The new equipment completely revamps and modernizes PIES’ field and laboratory resources allowing them to address critical and timely problems facing Louisiana’s Gulf Coast regions and beyond, he said.
“We will establish a real-time monitoring network at eight sites across Lake Pontchartrain and Lake Borgne, which will provide hourly, public data via satellite and cellular networks on wave conditions and water temperatures, as well as a variety of water quality and fisheries acoustics data,” Mahon said.
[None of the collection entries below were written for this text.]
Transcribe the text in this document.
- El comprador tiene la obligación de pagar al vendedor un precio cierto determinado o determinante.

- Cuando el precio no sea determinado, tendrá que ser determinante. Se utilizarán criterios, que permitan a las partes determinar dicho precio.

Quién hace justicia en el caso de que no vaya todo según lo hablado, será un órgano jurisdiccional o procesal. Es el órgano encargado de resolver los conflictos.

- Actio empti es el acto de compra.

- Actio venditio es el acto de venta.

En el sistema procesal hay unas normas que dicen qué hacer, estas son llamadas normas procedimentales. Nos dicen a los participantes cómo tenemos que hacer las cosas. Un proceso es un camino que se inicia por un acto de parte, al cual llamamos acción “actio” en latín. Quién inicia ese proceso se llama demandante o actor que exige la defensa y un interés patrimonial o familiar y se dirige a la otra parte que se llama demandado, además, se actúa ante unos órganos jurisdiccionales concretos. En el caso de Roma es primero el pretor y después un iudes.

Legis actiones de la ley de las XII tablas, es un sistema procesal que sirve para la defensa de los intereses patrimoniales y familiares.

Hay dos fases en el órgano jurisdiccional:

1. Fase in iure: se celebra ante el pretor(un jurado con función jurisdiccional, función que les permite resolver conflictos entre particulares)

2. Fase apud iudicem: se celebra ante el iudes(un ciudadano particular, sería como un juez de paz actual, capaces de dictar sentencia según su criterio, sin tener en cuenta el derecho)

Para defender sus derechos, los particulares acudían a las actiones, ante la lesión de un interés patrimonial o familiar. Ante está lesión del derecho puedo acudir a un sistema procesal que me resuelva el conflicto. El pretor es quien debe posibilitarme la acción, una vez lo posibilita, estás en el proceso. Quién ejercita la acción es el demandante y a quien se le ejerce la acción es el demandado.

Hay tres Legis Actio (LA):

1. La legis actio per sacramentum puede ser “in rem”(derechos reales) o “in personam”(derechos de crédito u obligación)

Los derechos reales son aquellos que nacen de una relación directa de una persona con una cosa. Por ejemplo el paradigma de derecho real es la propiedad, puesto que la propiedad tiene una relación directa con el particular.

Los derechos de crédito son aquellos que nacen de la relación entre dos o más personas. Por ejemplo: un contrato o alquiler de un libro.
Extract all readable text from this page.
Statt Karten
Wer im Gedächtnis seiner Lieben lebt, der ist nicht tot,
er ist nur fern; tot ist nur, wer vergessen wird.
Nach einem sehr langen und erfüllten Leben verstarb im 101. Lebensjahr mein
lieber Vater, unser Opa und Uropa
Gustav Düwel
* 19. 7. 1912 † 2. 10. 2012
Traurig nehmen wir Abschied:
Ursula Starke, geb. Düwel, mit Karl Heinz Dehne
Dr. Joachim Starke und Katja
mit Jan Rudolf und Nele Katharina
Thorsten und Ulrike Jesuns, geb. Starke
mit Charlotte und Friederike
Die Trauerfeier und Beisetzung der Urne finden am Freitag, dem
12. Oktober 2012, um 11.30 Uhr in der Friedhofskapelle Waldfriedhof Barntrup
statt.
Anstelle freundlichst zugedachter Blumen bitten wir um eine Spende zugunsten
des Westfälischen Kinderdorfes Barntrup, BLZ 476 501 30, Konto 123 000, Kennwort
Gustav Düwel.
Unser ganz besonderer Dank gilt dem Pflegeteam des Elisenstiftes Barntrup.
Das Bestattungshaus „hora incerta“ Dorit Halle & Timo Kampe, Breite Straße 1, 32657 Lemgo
The grant also will allow for the first major coordinated effort across the interdisciplinary PIES team that now includes nine faculty members from four different academic departments, Mahon said. The multidisciplinary team has faculty members from civil engineering, chemistry, biological sciences, and earth and environmental sciences.
The grant also provides updated equipment for UNO’s coastal education program based at the Coastal Education and Research Facility on Chef Menteur Pass in New Orleans, which houses outreach activities for high school and college students.
“We will also receive a revamp of departmental computer lab equipment, sediment coring and sampling equipment, some lab analytical equipment, as well as K-12 educational equipment,” Mahon said.
The grant’s co-principal investigators are earth and environmental sciences professors Madeline Foster-Martinez, Mark Kulp, and Martin O’Connell, biological sciences professors Kelly Boyle and T. Erin Cox, chemistry professor David Podgorski, and civil and environmental engineering professors Gianna Cothren and Satish Bastola.